An international team of scholars gathered at Maniki Harbor to take part in the innovative multi-disciplinary programme of research. The small, ancient port at Maniki served as the main harbour for Geronisos and the ancient settlement at Agios Georgios of Pegeia from the Hellenistic through the early Byzantine times.
Theotokis Theodoulou, head, Cretan section of the Ephorate for Underwater Antiquities in Greece, Alexandros Tourtas, University of the Aegean, and Konstantinos Kostakis, Plano S.L.A., Crete, executed a coastal and underwater survey of ManikiHarbor.
This included aerial mapping, 3D modelling, video-recording, snorkelling and reconnaissance dive. A custom-made platform bearing a digital camera was used to photograph the western seabed of the cove.
Rounded rock-cut ‘bollards’ for mooring ships were identified at the west side of the promontory, as well as in the middle of the harbour. Rock cut channels preserved in the limestone shelf at harbour’s edge may have accommodated wooden frameworks for loading and unloading or hauling ships and boats.

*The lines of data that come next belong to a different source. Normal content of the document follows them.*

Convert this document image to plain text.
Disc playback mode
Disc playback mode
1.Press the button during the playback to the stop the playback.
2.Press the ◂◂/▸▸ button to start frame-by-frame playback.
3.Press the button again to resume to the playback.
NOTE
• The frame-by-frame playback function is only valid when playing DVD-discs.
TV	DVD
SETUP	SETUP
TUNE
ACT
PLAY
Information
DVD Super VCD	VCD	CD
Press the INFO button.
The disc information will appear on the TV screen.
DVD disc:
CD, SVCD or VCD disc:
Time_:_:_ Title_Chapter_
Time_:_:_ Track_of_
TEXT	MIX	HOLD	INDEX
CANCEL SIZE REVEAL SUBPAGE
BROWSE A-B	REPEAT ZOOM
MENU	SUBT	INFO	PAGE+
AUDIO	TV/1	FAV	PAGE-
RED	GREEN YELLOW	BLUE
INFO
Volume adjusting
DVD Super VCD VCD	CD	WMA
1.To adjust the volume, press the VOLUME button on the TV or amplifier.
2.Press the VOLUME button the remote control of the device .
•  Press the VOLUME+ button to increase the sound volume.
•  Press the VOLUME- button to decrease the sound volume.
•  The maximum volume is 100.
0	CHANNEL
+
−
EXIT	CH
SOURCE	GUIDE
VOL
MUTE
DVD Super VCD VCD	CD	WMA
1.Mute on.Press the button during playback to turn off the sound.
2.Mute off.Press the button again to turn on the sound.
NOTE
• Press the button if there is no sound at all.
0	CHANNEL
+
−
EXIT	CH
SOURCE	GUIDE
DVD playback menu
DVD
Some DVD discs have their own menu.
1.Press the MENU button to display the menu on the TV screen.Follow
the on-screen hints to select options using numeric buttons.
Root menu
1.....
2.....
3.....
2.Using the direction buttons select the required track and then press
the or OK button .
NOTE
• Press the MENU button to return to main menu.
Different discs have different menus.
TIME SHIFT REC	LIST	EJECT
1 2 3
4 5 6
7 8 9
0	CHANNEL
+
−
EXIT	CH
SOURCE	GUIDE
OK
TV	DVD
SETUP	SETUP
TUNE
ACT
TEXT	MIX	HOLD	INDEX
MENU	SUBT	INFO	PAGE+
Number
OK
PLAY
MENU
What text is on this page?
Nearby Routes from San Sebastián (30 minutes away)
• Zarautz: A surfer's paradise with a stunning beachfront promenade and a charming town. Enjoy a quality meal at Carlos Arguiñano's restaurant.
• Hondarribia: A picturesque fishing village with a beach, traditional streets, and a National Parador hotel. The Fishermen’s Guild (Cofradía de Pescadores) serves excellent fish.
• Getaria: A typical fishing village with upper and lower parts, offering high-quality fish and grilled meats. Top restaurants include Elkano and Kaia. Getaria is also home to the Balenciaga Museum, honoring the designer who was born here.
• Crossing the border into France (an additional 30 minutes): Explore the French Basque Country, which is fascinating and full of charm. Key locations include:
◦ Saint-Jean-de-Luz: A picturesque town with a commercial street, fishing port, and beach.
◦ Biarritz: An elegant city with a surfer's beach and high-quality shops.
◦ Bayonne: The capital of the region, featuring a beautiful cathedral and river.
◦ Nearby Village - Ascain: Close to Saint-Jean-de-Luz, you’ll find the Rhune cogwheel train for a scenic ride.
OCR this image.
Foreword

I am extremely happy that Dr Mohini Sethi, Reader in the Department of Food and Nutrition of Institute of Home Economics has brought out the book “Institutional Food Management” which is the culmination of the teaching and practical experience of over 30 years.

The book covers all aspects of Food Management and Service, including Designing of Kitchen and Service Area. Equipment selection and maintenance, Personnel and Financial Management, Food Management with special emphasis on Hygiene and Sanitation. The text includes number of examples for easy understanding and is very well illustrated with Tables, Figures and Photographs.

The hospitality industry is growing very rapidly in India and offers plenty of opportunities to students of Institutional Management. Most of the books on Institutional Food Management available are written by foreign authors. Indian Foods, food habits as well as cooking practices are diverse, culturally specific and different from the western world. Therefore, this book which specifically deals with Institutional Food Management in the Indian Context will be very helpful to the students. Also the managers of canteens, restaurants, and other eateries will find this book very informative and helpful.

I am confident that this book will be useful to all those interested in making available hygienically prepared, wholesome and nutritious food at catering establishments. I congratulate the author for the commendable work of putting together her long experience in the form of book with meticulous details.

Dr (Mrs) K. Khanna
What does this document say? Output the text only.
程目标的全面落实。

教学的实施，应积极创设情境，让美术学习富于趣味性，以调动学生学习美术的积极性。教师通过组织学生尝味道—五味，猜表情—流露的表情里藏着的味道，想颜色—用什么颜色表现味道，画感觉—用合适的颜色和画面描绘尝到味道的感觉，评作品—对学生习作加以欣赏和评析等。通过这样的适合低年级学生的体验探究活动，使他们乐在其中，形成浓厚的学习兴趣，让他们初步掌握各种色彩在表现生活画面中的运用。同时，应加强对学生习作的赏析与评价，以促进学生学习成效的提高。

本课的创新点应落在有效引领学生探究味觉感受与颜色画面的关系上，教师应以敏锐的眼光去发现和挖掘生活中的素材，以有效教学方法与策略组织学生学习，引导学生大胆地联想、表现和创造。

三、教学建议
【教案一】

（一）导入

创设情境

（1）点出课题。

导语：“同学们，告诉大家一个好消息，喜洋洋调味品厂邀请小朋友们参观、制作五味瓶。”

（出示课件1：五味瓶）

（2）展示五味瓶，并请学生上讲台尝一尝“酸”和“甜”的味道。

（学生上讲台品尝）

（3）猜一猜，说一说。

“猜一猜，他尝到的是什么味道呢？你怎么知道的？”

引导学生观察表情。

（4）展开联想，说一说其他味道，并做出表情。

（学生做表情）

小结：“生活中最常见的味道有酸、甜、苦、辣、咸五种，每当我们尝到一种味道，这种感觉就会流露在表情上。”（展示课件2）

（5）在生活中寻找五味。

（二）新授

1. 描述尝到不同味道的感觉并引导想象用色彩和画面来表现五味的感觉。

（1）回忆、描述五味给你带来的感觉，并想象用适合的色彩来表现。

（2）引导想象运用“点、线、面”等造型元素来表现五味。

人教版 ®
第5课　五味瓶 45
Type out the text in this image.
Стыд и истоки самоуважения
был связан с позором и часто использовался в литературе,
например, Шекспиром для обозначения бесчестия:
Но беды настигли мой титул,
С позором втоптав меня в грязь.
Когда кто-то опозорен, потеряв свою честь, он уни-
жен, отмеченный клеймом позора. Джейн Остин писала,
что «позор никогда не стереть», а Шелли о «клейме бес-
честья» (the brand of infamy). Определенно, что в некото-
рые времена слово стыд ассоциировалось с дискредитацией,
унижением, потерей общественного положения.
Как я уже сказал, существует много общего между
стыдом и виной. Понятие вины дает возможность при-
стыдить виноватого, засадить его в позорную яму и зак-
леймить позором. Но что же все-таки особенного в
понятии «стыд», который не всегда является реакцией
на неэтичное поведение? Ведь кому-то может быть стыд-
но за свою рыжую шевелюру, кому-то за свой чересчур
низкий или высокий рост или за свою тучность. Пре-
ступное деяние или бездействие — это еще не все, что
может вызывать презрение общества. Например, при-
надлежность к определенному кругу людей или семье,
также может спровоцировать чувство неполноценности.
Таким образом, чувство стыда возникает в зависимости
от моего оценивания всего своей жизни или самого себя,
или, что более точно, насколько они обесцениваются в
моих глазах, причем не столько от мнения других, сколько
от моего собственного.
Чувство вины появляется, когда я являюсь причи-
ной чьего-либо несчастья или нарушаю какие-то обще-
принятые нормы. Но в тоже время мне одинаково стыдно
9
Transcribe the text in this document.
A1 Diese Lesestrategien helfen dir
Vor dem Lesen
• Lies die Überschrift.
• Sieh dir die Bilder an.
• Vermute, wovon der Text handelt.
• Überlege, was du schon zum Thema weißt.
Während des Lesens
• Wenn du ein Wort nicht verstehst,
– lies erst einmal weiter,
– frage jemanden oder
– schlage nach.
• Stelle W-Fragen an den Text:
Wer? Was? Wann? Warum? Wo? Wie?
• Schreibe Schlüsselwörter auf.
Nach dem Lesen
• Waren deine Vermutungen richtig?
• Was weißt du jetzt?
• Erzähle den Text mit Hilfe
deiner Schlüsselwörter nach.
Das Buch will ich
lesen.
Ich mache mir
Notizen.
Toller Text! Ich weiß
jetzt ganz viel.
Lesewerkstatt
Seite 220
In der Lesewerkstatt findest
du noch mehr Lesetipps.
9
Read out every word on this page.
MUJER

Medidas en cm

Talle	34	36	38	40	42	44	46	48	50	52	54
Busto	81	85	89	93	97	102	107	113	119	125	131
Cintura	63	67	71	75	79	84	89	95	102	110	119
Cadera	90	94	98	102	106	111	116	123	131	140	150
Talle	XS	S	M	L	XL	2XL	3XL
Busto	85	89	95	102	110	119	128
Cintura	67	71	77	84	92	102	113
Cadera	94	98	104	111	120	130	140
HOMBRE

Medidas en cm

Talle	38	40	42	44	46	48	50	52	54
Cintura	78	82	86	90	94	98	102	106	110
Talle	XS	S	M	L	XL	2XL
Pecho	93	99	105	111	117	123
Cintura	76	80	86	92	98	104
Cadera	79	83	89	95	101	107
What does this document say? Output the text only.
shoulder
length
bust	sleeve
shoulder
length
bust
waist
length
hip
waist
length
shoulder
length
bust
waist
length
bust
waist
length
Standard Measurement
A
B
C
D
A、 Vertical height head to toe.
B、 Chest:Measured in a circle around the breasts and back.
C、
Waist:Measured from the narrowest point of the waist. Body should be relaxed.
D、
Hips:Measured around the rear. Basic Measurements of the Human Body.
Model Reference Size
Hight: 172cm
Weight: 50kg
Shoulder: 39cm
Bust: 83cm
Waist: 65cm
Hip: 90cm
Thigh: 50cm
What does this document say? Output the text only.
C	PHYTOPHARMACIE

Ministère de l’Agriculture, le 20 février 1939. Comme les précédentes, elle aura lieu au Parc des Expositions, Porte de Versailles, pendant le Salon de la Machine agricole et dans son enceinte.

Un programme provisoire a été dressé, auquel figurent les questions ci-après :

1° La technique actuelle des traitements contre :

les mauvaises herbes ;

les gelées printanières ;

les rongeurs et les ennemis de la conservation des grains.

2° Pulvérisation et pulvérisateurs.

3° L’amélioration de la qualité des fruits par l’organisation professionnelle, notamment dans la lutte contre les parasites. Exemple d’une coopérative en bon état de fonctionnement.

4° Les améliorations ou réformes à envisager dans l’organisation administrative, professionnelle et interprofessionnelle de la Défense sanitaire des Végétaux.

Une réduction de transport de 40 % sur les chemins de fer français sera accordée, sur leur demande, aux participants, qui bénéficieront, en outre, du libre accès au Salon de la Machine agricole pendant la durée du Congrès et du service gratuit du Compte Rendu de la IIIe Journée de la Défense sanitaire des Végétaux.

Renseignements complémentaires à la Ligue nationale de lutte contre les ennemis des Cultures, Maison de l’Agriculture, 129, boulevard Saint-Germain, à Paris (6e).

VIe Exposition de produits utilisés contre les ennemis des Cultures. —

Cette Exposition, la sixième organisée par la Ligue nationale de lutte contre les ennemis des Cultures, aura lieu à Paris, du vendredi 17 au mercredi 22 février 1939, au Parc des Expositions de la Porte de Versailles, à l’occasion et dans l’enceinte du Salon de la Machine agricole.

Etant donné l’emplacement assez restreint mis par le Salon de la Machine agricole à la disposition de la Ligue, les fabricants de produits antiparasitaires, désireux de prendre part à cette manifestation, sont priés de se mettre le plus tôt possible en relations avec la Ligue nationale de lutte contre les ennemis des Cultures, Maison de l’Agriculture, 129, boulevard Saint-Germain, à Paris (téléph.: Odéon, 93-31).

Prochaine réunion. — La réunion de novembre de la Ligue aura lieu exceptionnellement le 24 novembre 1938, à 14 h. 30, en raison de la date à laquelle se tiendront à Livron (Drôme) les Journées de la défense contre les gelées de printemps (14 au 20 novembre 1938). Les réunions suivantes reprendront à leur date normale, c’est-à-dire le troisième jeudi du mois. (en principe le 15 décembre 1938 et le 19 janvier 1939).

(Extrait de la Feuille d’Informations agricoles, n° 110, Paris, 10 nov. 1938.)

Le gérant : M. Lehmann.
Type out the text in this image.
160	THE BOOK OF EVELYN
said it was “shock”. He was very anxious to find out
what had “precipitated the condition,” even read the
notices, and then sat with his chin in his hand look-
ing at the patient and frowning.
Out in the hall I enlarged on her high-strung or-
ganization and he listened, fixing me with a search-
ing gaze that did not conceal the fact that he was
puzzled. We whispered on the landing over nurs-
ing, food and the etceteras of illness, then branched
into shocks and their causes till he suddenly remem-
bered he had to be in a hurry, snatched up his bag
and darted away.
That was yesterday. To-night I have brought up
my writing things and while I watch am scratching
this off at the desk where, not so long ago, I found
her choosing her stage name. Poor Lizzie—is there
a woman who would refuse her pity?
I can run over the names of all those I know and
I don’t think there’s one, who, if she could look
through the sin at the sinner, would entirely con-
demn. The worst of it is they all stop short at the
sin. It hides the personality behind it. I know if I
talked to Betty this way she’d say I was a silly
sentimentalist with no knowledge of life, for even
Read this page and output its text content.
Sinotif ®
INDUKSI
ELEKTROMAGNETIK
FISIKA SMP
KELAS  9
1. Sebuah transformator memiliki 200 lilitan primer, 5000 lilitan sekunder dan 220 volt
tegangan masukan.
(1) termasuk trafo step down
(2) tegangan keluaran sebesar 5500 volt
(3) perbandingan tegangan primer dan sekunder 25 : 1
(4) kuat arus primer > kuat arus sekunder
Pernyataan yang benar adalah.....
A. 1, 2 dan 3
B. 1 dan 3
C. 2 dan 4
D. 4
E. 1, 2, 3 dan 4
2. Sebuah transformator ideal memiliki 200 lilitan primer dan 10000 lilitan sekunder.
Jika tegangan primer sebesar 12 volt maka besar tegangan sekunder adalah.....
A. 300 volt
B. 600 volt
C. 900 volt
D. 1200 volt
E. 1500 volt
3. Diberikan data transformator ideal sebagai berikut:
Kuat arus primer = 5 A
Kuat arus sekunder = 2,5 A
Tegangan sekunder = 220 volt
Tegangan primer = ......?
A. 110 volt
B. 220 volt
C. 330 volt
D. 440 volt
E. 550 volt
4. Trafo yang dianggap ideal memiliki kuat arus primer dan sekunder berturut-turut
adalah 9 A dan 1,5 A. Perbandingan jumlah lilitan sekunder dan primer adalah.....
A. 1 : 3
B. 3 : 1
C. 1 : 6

Georgia Andreou, Cornell and Brown University, undertook coastal analysis employing ArcGIS, Agisoft PhotoScan and Digital Shoreline Analysis Software. She produced georeferenced 3D models of the harbour, contour and bathymetric maps, and a digital elevation model that is suitable for visualization and viewshed analysis.
Miltiadis Polidorou, national and kapodistrian, University of Athens undertook geomorphological surveys of Geronisos Island and coastline from Agios Georgios to Maniki, with drone mapping, 3D modelling, and orthomosaics.
Excavation focused on three stratigraphic sections dug through the vast dumps of late Roman transport amphorae at the harbour’s edge. Thomas Tartaron, chair of the graduate programme, Mediterranean archaeology, University of Pennsylvania, directed a surface survey as well as the excavation of one section through the dump.
Jolanta Młynarczyk, professor, University of Warsaw, identified the dominant amphora type as Southwestern Cypriot in origin, dating from the fifth to mid-seventh century A.D. Also prevalent are Palestinian ‘bag-shaped’ amphorae of the fifth to sixth centuries and ‘Gaza jars’ dating from the forth to sixth centuries A.D. This assemblage attests to pilgrimage movement between the basilicas of Agios Georgios of Pegeia and the famous monastic centers of south Palestine, particularly during the years of Justinian’s reign.